Jazzy1 :
At the beginning of the year, I bought an i7 2600 cpu. Now I'm worried that since the next-gen consoles will be using amd hardware, the intel processors will start to suffer. Also, I live in South Africa and got the intel cpu for R1900 which would equate to $190. The fx8350 is R2800 which equates to $280. So, I actually got the intel cpu for a good price. Did I make the wrong choice?
That sounds a great deal if you got an i7 cheaper than an FX-8350! As for "the wrong" choice, um hardly! The 8-core Jaguar in the new consoles is basically the equivalent of 2x AMD A6-5200's operating in parallel with an "iGPU" that's roughly on par with a 7790-7850 AMD discrete card. The XBox one runs at only 1.75GHz and the PS4 only 2GHz. Assuming perfect 100% core scaling (which rarely happens in reality), you could take the A6-5200 score, double it, and it'll still be way short of a i5 let alone i7...
"The major change between AMD’s Temash/Kabini Jaguar implementations as what’s done in the consoles is really all of the unified memory addressing work and any coherency that’s supported on the platforms. Memory buses are obviously very different as well, but the CPU cores themselves are pretty much identical to what we’ve outlined here.

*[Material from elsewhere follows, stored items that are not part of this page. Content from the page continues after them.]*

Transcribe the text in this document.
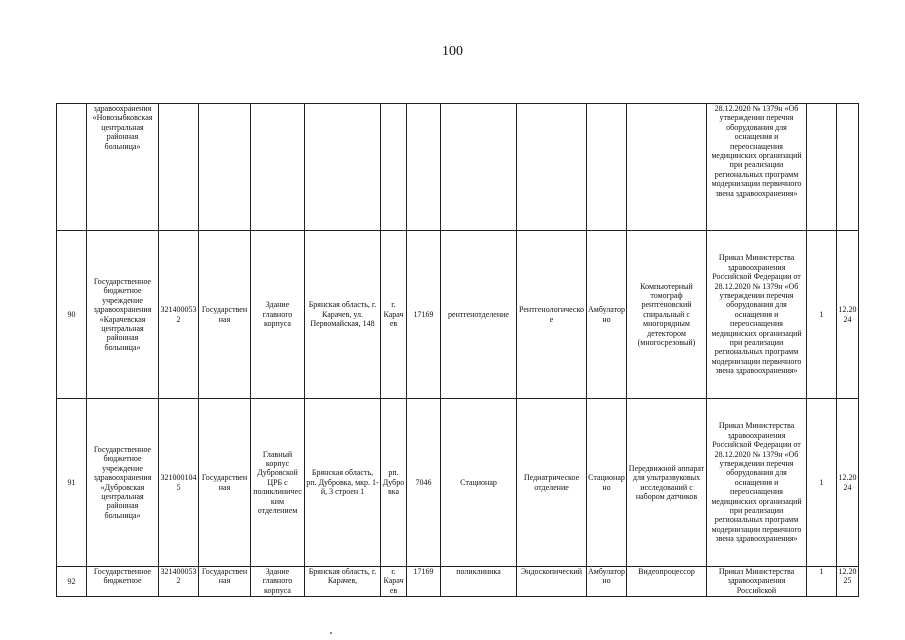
100
	здравоохранения «Новозыбковская центральная районная больница»											28.12.2020 № 1379н «Об утверждении перечня оборудования для оснащения и переоснащения медицинских организаций при реализации региональных программ модернизации первичного звена здравоохранения»		
90	Государственное бюджетное учреждение здравоохранения «Карачевская центральная районная больница»	3214000532	Государственная	Здание главного корпуса	Брянская область, г. Карачев, ул. Первомайская, 148	г. Карачев	17169	рентгенотделение	Рентгенологическое	Амбулаторно	Компьютерный томограф рентгеновский спиральный с многорядным детектором (многосрезовый)	Приказ Министерства здравоохранения Российской Федерации от 28.12.2020 № 1379н «Об утверждении перечня оборудования для оснащения и переоснащения медицинских организаций при реализации региональных программ модернизации первичного звена здравоохранения»	1	12.2024
91	Государственное бюджетное учреждение здравоохранения «Дубровская центральная районная больница»	3210001045	Государственная	Главный корпус Дубровской ЦРБ с поликлиническим отделением	Брянская область, рп. Дубровка, мкр. 1-й, 3 строен 1	рп. Дубровка	7046	Стационар	Педиатрическое отделение	Стационарно	Передвижной аппарат для ультразвуковых исследований с набором датчиков	Приказ Министерства здравоохранения Российской Федерации от 28.12.2020 № 1379н «Об утверждении перечня оборудования для оснащения и переоснащения медицинских организаций при реализации региональных программ модернизации первичного звена здравоохранения»	1	12.2024
92	Государственное бюджетное	3214000532	Государственная	Здание главного корпуса	Брянская область, г. Карачев,	г. Карачев	17169	поликлиника	Эндоскопический	Амбулаторно	Видеопроцессор	Приказ Министерства здравоохранения Российской	1	12.2025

AMD A4-5000 1.5GHz Jaguar Quad-core = 0.39 1T / 1.5 4T (Cinebench 11.5)"
http://www.anandtech.com/show/6976/amds-jaguar-architecture-the-cpu-powering-xbox-one-playstation-4-kabini-temash/3
Double that (for 8-cores) and add 30% (for 2GHz)
and you get Jaguar-console-equivalent Cinebench 11.5 scores of : 0.5 (1T) & 3.9 (8T).
Cinebench comparison:-
FX-4300 3.8GHz = 1.04 (1T) / 3.24 (4T)
i3-3220 3.3GHz = 1.50 (1T) / 3.30 (4T)
XB1 @ 1.75GHz= 0.45 (1T) / 3.50 (8T)
PS4 @ 2.0GHz = 0.50 (1T) / 3.90 (8T)
i3-4340 3.6GHz = 1.79 (1T) / 3.94 (4T)
FX-6300 3.5GHz = 1.07 (1T) / 4.50 (6T)
i5-3350P 3.1GHz = 1.39 (1T) / 5.60 (4T)
i5-3570K 3.4GHz = 1.60 (1T) / 6.05 (4T)
FX 8350 4.0GHz = 1.11 (1T) / 6.94 (8T)
i7 3770K 3.5GHz = 1.66 (1T) / 7.91 (8T)
Basically even with 8-cores, the very slow sub 2GHz clocked console chips have 2/3rds of the performance of a very low-end i5-3350P clocked at 3.1GHz, and roughly similar to a high-end Haswell i3-4340 at 3.6GHz. Overall, they're basically a half-speed FX-8350. Look at FX-6300 vs i3-4340 1T scores, and you instantly see Intel has a whopping 70% IPC advantage over AMD desktops almost at same clock (and consoles run at half the clock speed).
And this will be the "base target benchmark" for cross-platform games developers for years. It's hardly going to make quad-core i5/i7's "obsolete" because as has already been said many times before - there's more to performance than simply counting the number of cores.